Cerebral protein synthesis in a genetic mouse model of phenylketonuria.

Abstract

Local rates of cerebral protein synthesis (lCPS(leu)) were measured with the quantitative autoradiographic [1-(14)C]leucine method in a genetic mouse model (Pah(enu2)) of phenylketonuria. As in the human disease, Pah(enu2) mice have a mutation in the gene for phenylalanine hydroxylase. We compared adult homozygous (HMZ) and heterozygous (HTZ) Pah(enu2) mice with the background strain (BTBR). Arterial plasma concentrations of phenylalanine (Phe) were elevated in both HMZ and HTZ mutants by 21 times and 38%, respectively. In the total acid-soluble pool in brain concentrations of Phe were higher and other neutral amino acids lower in HMZ mice compared with either HTZ or BTBR mice indicating a partial saturation of the l-amino acid carrier at the blood brain barrier by the elevated plasma Phe concentrations.

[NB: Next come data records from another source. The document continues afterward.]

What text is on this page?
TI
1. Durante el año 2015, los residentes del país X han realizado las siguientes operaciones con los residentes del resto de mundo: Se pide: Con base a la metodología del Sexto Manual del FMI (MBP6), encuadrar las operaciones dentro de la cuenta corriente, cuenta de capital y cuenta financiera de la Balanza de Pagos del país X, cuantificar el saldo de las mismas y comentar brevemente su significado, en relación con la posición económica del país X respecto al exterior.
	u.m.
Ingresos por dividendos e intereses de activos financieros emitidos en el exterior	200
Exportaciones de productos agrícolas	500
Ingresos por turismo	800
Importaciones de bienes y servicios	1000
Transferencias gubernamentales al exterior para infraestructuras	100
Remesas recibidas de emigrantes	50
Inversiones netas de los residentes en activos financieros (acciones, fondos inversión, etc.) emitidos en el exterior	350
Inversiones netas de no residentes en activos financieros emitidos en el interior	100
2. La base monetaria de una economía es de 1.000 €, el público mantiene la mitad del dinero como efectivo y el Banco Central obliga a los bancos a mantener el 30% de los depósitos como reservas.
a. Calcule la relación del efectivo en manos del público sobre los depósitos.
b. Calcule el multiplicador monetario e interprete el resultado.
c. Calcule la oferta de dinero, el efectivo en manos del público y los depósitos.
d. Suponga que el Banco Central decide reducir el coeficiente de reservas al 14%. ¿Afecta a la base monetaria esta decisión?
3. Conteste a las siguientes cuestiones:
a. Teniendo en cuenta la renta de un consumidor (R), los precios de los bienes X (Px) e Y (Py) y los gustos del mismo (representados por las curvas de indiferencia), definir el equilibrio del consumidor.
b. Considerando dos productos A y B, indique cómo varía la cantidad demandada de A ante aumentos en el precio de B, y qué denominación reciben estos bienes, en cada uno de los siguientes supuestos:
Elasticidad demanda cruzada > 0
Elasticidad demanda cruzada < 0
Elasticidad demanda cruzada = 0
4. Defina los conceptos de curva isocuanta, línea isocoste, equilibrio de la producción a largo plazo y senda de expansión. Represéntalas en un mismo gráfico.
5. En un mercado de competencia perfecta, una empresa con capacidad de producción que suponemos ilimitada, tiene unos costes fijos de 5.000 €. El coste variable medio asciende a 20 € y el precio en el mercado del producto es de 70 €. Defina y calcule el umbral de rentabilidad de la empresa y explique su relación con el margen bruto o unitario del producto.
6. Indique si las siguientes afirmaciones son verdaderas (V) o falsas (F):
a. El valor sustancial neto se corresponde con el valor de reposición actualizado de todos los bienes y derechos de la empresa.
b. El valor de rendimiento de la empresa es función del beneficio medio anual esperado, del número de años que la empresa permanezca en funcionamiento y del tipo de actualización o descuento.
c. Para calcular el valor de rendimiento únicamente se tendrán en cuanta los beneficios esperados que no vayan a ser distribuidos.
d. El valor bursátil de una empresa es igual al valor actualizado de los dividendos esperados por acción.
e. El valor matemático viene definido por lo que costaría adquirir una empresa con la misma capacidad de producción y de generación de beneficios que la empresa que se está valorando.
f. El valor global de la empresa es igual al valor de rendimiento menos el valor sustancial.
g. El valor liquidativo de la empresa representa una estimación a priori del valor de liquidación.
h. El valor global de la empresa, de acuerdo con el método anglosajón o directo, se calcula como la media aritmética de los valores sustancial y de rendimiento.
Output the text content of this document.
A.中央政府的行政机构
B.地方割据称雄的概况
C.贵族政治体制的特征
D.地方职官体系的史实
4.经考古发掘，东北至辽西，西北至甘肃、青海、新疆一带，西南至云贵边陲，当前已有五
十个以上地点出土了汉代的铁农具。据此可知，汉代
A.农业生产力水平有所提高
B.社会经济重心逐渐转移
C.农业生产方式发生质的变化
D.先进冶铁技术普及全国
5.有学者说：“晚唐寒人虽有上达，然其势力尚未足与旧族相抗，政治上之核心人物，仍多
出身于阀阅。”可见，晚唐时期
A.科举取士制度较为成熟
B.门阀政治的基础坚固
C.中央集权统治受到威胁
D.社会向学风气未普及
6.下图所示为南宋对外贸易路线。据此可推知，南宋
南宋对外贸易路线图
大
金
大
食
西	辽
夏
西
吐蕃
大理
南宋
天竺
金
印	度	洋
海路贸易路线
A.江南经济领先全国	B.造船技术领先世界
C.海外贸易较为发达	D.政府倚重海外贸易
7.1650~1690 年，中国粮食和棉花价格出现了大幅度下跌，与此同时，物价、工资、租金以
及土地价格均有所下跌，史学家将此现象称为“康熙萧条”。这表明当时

In a series of steady-state experiments, the contribution of leucine from the arterial plasma to the tRNA-bound pool in brain was found to be statistically significantly reduced in HMZ mice compared with the other groups, indicating that a greater fraction of leucine in the precursor pool for protein synthesis is derived from protein degradation. We found reductions in lCPS(leu) of about 20% throughout the brain in the HMZ mice compared with the other two groups, but no reductions in brain concentrations of tRNA-bound neutral amino acids. Our results in the mouse model suggest that in untreated phenylketonuria in adults, the partial saturation of the l-amino acid transporter at the blood-brain barrier may not underlie a reduction in cerebral protein synthesis.